As I write this, Digg has gone more than a little crazy. It started when users dugg a story on the AACS processing key that allows decryption of all HD-DVD movies published before April 23rd. Digg, apparently along with a number of other Web sites, received a request from the AACS copyright holders to take down their references to that story. They complied.
But on today's socially filtered Web, that didn't go over so well. Digg users responded by creating and digging an avalanche of stories including the processing key, including everything from silly images to Onion-style news reports that just happen to mention this valuable little bit of hex. (Right now, I think you have to go six pages deep to find a story that's NOT about the processing key.)
Well, after hours of digg-bombing, Digg has capitulated: As Kevin Rose mentions on the company blog, Digg will allow stories on the processing key to run. And hopefully sometime in the next week or so we'll be able to read a top story on Digg that isn't about this.
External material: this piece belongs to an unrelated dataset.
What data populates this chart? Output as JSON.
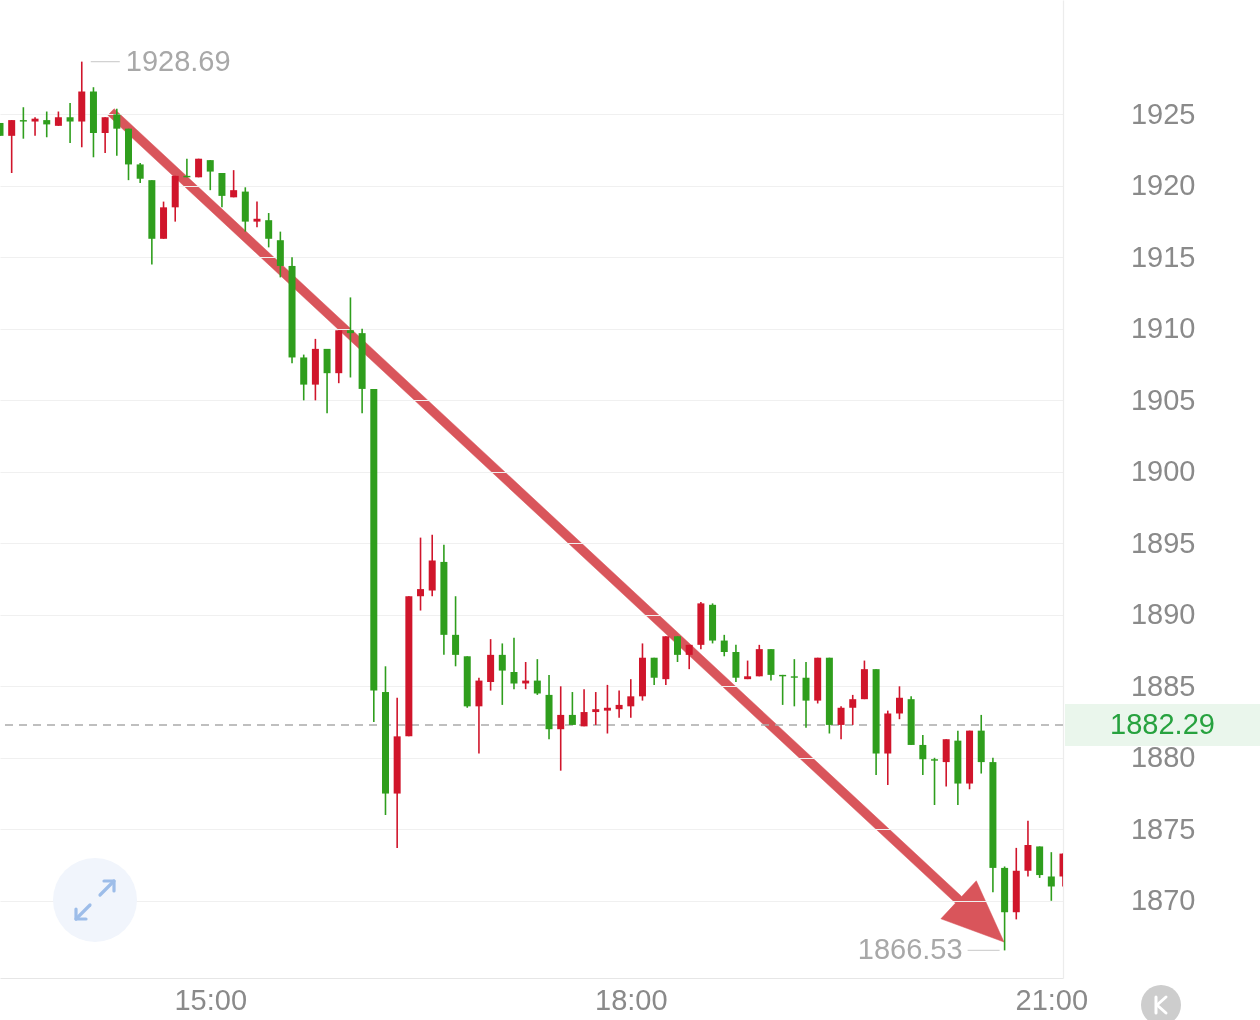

Here's what really gets me about this Digg firestorm: This processing key is old news. Very old news. More-than two-months-old news. The AACS licensing authority has already responded to this break, and hackers have already released much more comprehensive attacks on AACS. So what changed? Did the AACS folks wake up on the wrong side of the bed? Did they forget how well it worked when they tried to sue DeCSS out of existence?
Who knows... No matter what happens, we're sure to see lots more analysis of information control, copy protection, and socially filtered news in the next few weeks. It should be interesting. And with that, I shall continue listening to Feist's awesome new album, The Reminder.